Considering Cartesian coordinates, a vector vec A = A_xhat x + A_yhat y + A_zhat z has it's curl defined as,

curl (vec A)

= hat x ((delA_z)/(dely) - (delA_y)/(delz)) + hat y((delA_x)/(delz) - (delA_z)/(delx)) + hat z((delA_y)/(delx) - (delA_x)/(dely))

Then in terms of the vector differential operator,

vecnabla = hat x del/(delx) + hat y del/(dely) + hat z del/(del z)

It may be represented as a cross product such that, (verify this yourself)

[hat x del/(delx) + hat y del/(dely) + hat z del/(del z)] xx [A_x hat x + A_y hat y + A_z hat z]

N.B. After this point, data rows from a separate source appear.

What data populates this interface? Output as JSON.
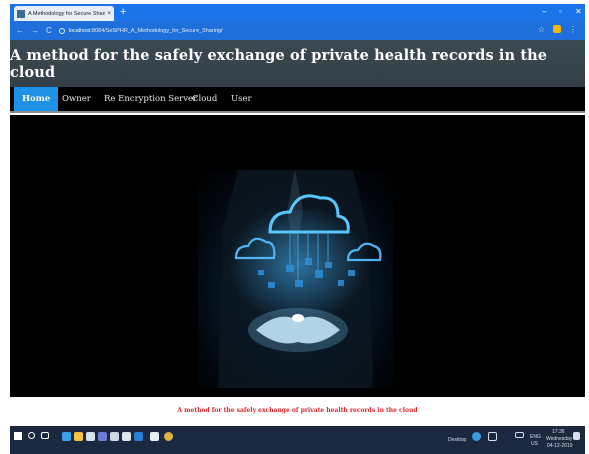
{
  "browser": {
    "tab_title": "A Methodology for Secure Shari",
    "tab_close": "×",
    "new_tab": "+",
    "nav_back": "←",
    "nav_forward": "→",
    "nav_reload": "C",
    "address_host": "localhost",
    "address_path": ":8084/SeSPHR_A_Methodology_for_Secure_Sharing/",
    "win_min": "–",
    "win_max": "▫",
    "win_close": "✕",
    "star": "☆",
    "menu": "⋮"
  },
  "page": {
    "title": "A method for the safely exchange of private health records in the cloud",
    "footer_text": "A method for the safely exchange of private health records in the cloud"
  },
  "nav": {
    "items": [
      {
        "label": "Home",
        "active": true
      },
      {
        "label": "Owner",
        "active": false
      },
      {
        "label": "Re Encryption Server",
        "active": false
      },
      {
        "label": "Cloud",
        "active": false
      },
      {
        "label": "User",
        "active": false
      }
    ]
  },
  "taskbar": {
    "desktop_label": "Desktop",
    "lang_top": "ENG",
    "lang_bottom": "US",
    "time": "17:36",
    "day": "Wednesday",
    "date": "04-12-2019"
  },
  "colors": {
    "chrome_blue": "#1a73e8",
    "header_bg": "#3a4a52",
    "nav_active": "#1e90e6",
    "footer_red": "#d9262b",
    "taskbar_bg": "#1b2940"
  }
}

= hat x ((delA_z)/(dely) - (delA_y)/(delz)) + hat y((delA_x)/(delz) - (delA_z)/(delx)) + hat z((delA_y)/(delx) - (delA_x)/(dely))

implies vecnabla xx vec A = curl (vec A)

Not sure if it was a proof, but I think this serves the purpose. Often, vecnabla xx vec A is used as a definition for curl (vec A).

Also this holds for other coordinate systems as well.